Medical image segmentation based on CNN

Yann et al. Proposed the first standard CNN [5], which is for handwritten character recognition tasks. In the past few decades, many powerful networks have achieved unprecedented success in image segmentation tasks [6]. Alexnet [7] and Vggnet [8] show that increasing the depth of the network by stacking convolution and aggregation layers in the network architecture can obtain rich feature information. Google-Net [9] and Inception-Net [10] proposed to add multiple paths for feature information transmission and proved their effectiveness. Resnet [11] in order to better improve its generalization ability, it is proposed to add fast connections in every two layers of the main network. To optimize the problem of limited acceptance domain in previous studies, some studies regard the attention mechanism as the operator of inter-mode adaptation. Senet [12] and Genet [13] improved the performance of the network by establishing the model of interdependence between channels and adaptively recalibrating the channel characteristic response. The summary is shown in the following table.

U-Net [14] creatively proposed a U-shaped network based on encoding/decoding, which has an irreplaceable position in medical image segmentation. UNet + + [15] designed multi-segment nested and dense jump paths in jump connection to narrow the semantic gap. Attention U-Net [16] enables the model to focus on targets of different shapes and sizes by proposing a new attention gate mechanism. A new structure system is proposed, which uses incomplete and over-complete features to improve the segmentation of small anatomical structures. Double-net [17] adopts the order of two u-nets and adopts spatial cone pool (ASPP) [18]. UNet3+ [19] uses deep monitoring and full-scale skip connection, and combines the mask of the previous era with the feature mapping of the current period in the training process. Abayomi-Alli, et al [20]. propose a new data enhancement technique based on the covariant synthetic minority oversampling technique (SMOTE) to address data scarcity and class imbalance. Kadry, et al [21]. used the VGG SegNet protocol to automate the acquisition of dermatologic lesion sections from digital Dermospy images. The Table 1 shows the related papers and contribution, this table details the contributions of relevant research literature to the field of deep learning.

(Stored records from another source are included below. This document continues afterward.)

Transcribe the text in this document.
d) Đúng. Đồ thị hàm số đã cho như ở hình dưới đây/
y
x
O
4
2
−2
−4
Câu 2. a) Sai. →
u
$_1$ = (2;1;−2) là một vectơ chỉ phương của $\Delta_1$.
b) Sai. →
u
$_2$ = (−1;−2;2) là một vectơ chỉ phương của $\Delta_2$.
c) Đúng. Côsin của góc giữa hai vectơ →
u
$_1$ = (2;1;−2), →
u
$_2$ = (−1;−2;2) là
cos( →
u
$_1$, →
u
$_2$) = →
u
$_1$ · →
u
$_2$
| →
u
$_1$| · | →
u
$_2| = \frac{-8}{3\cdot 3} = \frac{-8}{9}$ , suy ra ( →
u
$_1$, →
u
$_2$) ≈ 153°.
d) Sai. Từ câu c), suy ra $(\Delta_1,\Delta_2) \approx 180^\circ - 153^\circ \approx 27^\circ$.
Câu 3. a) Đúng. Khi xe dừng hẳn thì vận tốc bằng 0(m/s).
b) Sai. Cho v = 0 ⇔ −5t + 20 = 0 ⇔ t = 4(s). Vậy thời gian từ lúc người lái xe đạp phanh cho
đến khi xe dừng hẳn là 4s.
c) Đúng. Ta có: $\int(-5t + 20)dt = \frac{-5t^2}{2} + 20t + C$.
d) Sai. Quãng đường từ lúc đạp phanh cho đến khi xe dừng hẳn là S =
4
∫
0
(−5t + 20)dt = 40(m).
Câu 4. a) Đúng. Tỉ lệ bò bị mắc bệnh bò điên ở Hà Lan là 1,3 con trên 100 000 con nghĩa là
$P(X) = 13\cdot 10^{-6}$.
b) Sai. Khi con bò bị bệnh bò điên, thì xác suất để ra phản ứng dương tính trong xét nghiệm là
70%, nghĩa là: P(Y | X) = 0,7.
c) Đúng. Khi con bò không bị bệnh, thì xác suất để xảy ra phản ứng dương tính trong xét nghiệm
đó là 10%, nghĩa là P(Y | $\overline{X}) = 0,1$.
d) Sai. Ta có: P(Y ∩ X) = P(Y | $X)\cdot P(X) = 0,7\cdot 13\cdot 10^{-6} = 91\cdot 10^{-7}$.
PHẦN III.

Medical image segmentation based on transformer

Motivated by the achievement of the transformer [22] in various NLP [23] tasks, with the migration of researchers in different fields, Increasingly transformer-based methodologies are appearing in computer vision tasks. In the current development process of the computer vision field, Vit [24] adopted the network architecture of a pure transformer for the first time and realized the SOTA performance of image recognition by pre-training a large number of datasets. Deit [25] solves the limitation that the transformer needs many datasets in training by introducing an efficient data training strategy and knowledge extraction algorithm. Swin transformer [26] innovatively proposed the powerful mechanism of self-attention based on a mobile window, which has linear computational complexity and refreshes the best results in the fields of image recognition, target detection, and semantic segmentation. It breaks through the limitations of most previous models based on the transformer. Swin transformer adopts a layered architecture, which improves the flexibility of its network architecture. Trans-UNet [27] introduced transformer architecture into the field of medical image segmentation and proved its powerful coding performance. PVT [28] imitates the pyramid structure in CNN and introduces it into Vit to realize various pixel-level intensive prediction tasks by generating multi-scale feature maps. CPVT [29] and CVT [30] are most relevant to our work on conventional transformer groups using convolution projection.Under this line of research, we also try to get better results by investigating different components, the combination of other modules, making up for the deficiencies of the existing transformer, and taking advantage of the current advantages. Although many investigators have successfully applied converters to visual tasks, there are still many aspects that have not shown satisfactory results. Compared with the more established CNNs in the visual field, transformer network architecture still has a lot to develop, especially in acquiring local feature information. Inspired by these methods, we propose an input method combining transformer and CNN. We believe that the unified architecture of transformer-based encoder and decoder can provide robust performance in medical image segmentation.

Methodology

In this part, we first introduce our research motivation, then describe the overall architecture of the proposed TC-Net network, and finally introduce the bilateral code structure and bilateral code fusion module in detail.

Motivation

Transformer shows excellent potential in computer vision tasks, which makes this paper explore the solutions based on the transformer. At the same time, the feasibility of applying transformer-based network architecture to dermatological image segmentation tasks is also investigated. In the field of computer vision, it is recognized that the use of transformer network architecture mainly needs to use a large number of data sets or load pre-training models. In view of the small amount of medical image data, the simple transformer network has not made significant progress in the medical field. In the research of skin disease segmentation, the characteristics of CNN convolution operation make CNN unable to correlate and model the global information of the input picture. In recent years, researchers have continuously proposed the information extraction module to strengthen the acquisition of the input picture information by the CNN network, which has been dramatically improved. It is found that the self-attention model in the transformer network model applied in the field of natural language processing can model the global semantic information. Therefore, this paper will use the advantages of CNN to extract local information and transformer to extract global information to reasonably achieve more accurate skin disease segmentation results in the case of limited datasets.

Network architecture of TC-Net

As shown in Fig 1, in this paper, the double coding structure is adopted in the coding part, the lesion image is input into the two coding structures at the same time, the global feature and local feature are extracted, respectively, and the output results of the coding part are fused and input to the decoding part. In the CNN branch, the image of skin lesions is mainly used to process the whole image to extract feature information. The transformer divides the picture into a series of patch sequences, encodes the position and then inputs it into the transformer branch architecture. The feature is extracted through the Swin transformer module and patch merging structure. TC-Net architecture design the coding output of transformer architecture is adopted to enforce decoding global information of each layer by jumping connection operation, and the captured global information is input to the decoding part. Finally, the global feature information of the output segmentation images is enhanced.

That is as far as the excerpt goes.